With United’s proposed routes representing five of the six largest metropolitan areas in the U.S. mainland and a combined population of nearly 56 million, the new flights requested in this proceeding will provide consumers with more choices and more convenient options when selecting Tokyo Haneda for their travel plans.
United President Scott Kirby said:
If awarded by the DOT, these new nonstop flights would expand United’s best-in-class Japan route network to better meet demand from U.S. consumers and businesses. Tokyo is a hub of 21st century global commerce and innovation. Our proposed flights to Tokyo Haneda will offer an unrivalled experience and maximise choice and convenience for our customers traveling between the United States and Tokyo for the Olympic Games Tokyo 2020 and beyond.
United’s proposed daily flights from Newark/New York, Los Angeles and Guam would supplement the airline’s existing daily flights between those hubs and Tokyo’s Narita International Airport, while United would shift existing daily nonstop Chicago, Washington D.C. and Houston flights from Tokyo Narita to Tokyo Haneda.
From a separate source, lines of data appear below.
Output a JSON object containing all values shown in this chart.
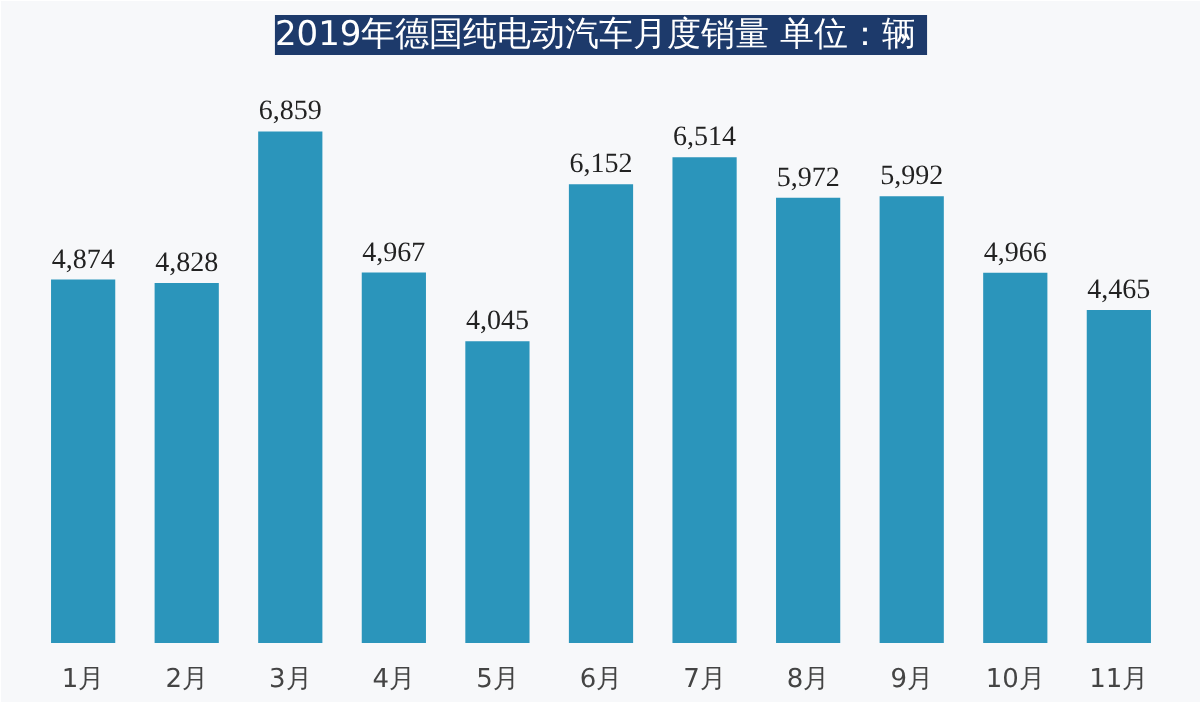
{
  "chart_data": {
    "type": "bar",
    "title": "2019年德国纯电动汽车月度销量  单位：辆",
    "categories": [
      "1月",
      "2月",
      "3月",
      "4月",
      "5月",
      "6月",
      "7月",
      "8月",
      "9月",
      "10月",
      "11月"
    ],
    "values": [
      4874,
      4828,
      6859,
      4967,
      4045,
      6152,
      6514,
      5972,
      5992,
      4966,
      4465
    ],
    "value_labels": [
      "4,874",
      "4,828",
      "6,859",
      "4,967",
      "4,045",
      "6,152",
      "6,514",
      "5,972",
      "5,992",
      "4,966",
      "4,465"
    ],
    "color": "#2b95bb",
    "grid": false
  }
}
In 2019, United is focusing more than ever on its commitment to its customers, looking at every aspect of its business to ensure that the carrier keeps customers’ best interests at the heart of its service. In addition to this announcement, United recently released a re-imagined version of the most downloaded app in the airline industry and made DIRECTV free for every passenger on 211 aircraft, offering more than 100 channels on seat back monitors on more than 30,000 seats. The multimillion-dollar investment in improving inflight entertainment options will benefit the more than 29 million people expected to fly United’s DIRECTV-enabled planes this year.